# Question on Photography Contract



## joshmenzies (Nov 1, 2005)

I have recently been working with a vocal artist, also a friend of mine, and have shot a number of photos. The question I have is, where might I be able to find a sample contract for the work I do and the use of the images that I provide?

 He has become pretty popular as of late and I fear that if I don't get a hold on how my images are used, I might get screwed in the end, even though he is a friend. If anything I would like to have a contract available to use for future clients.

 Also, are there any suggestions as to what exactly I should provide in the way of product and how I should detail it. Example...Should I provide prints from now on and all orders go through me, or should I give the client a copy of the image on CD for a flat rate? Should I or Can I limit how an image is used if I provide it on CD? Is there anything that I can do about images that my already be in a clients possession?

 Sorry if there are too many questions. Feel free to pick on or two out and answer them. Or, if you feel up to the task, answer all of them. Thank you for your time and I hope to hear from all of you soon.
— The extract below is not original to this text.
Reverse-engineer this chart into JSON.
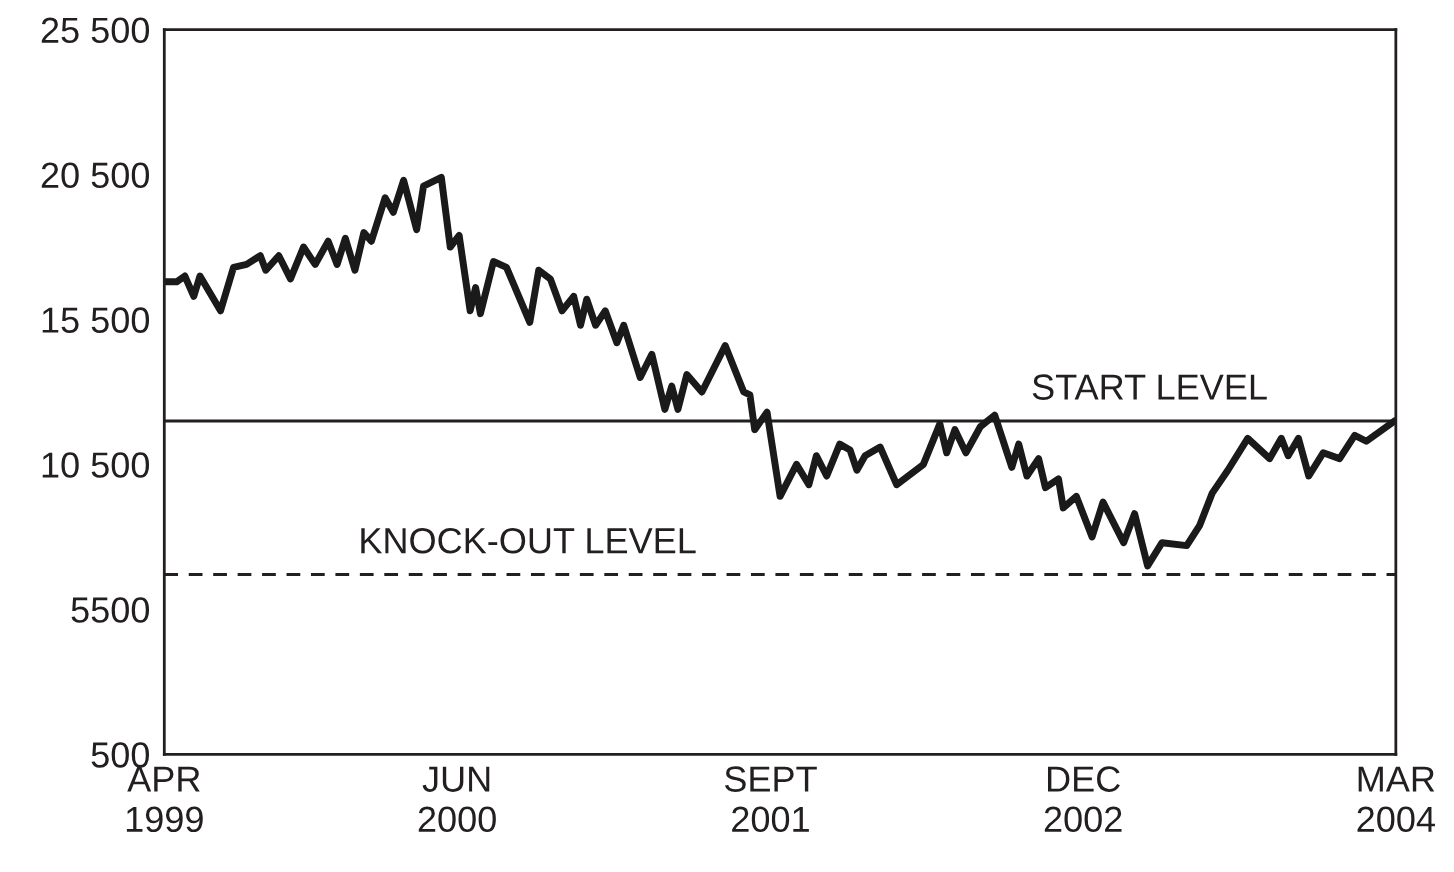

   [font=&quot] - Josh[/font]


----------



## MisledAmoeba (Nov 1, 2005)

This is a sample agreement I stole from a website a while ago: 


"Client will have (time period) exclusive use of the images.
Client usage will be unlimited with respect to geography, medium, number of reprints. 
Photographer will not sell or license photo to anyone else during this usage period.
Photographer will have the right to include the photo and any ads containing the photo in her personal or online portfolio for self-promotion purposes.
Photographer retains copyright and may publish, license, or sell images after the (time period) license has expired."

It's not exactly what you were looking for, but it's a good thing to use as a template, I think.

You have right to determine how your image is used because you still own the copyright.  Just change "Client usage will be unlimited with respect to geography, medium, number of reprints" to whatever you want the parameters of use to be.  

Good luck!


----------



## craig (Nov 2, 2005)

I have always had a very nieve perception of copyright laws. Basically if the client pays me the photos are theirs. Things get a little dodgy when I shoot editorial work for the paper. In your case I would sit down with your buddy and explain the situation. You will need to consider the exposure that these photos are getting. If he was given the photos with no agreement I would let him keep them. This is (sort of) fair and may avoid a sticky argument that may prevent further work. If the work continues the above agreement will work well. When considering your fee keep in mind your experience. A seasoned veteran can charge a fortune for showing up on time. If you are new to the scene the charge is must less. Generally I provide what ever the client wants. A cd with contact prints seems standard.


----------



## JamesD (Nov 3, 2005)

MisledAmoeba said:
			
		

> This is a sample agreement I stole from a website a while ago:
> 
> 
> "Client will have (time period) exclusive use of the images.
> ...



I'm not sure with photography, but in literary works, the rights I've bolded above are usually limited by geography; for instance, "North American Rights," "European Rights," etc. Writing gets licensed like this so that you can make money in more than one market, but with photos of a specific subject, this probably wouldn't apply, unless you want them to pay you for additional licenses.

Also, you'd probably want base your license based on the number of prints and distribution they're going to make. IE, they wouldn't pay you as much for the right to make 100 prints, distributed only to the 1500 residents of Metropolitan Nowherevia as they would if they're making 1,000,000 copies for the 250,000,000 residents of the entire nation of Nomansland.

A google search on "photography licence" or variations thereof should turn up many, many references.


----------



## jstuedle (Nov 3, 2005)

> I have always had a very nieve perception of copyright laws. Basically if the client pays me the photos are theirs. Things get a little dodgy when I shoot editorial work for the paper.


 
If you are "on the payroll" of a company like a newspaper, mag. or lets say a  company that uses you to document there product, the pics are theirs. If you free lance for a company or shoot without benefit of direct employment, then you own the copyright. UNLESS you have a contract stating otherwise. The most valuable thing you own as a photographer is your images and the resulting copyright.


----------



## craig (Nov 3, 2005)

jstuedle said:
			
		

> If you are "on the payroll" of a company like a newspaper, mag. or lets say a  company that uses you to document there product, the pics are theirs. If you free lance for a company or shoot without benefit of direct employment, then you own the copyright. UNLESS you have a contract stating otherwise. The most valuable thing you own as a photographer is your images and the resulting copyright.



I get that part. My editorial work for the paper sometimes results in the inevitable "can I use this shot for my website or brochure etc". Generally explaining that the photo is property of the newspaper and they have to buy the rights for commercial purposes is tough. At that point I apply my commercial rates. More often then not I feel like I am robbing them. I mean they were nice enough to accommodate me. I got paid well for the shoot by the paper. Why get greedy? At that point I give them a bro rate. for some reason the publishers could care less. I know that is a really bad practice. Some how it works out well for everyone.


----------



## joshmenzies (Nov 7, 2005)

Thank you to everyone that has commented thus far. I'm using bits and pieces from everything to come up with my own contract. thank you again.


----------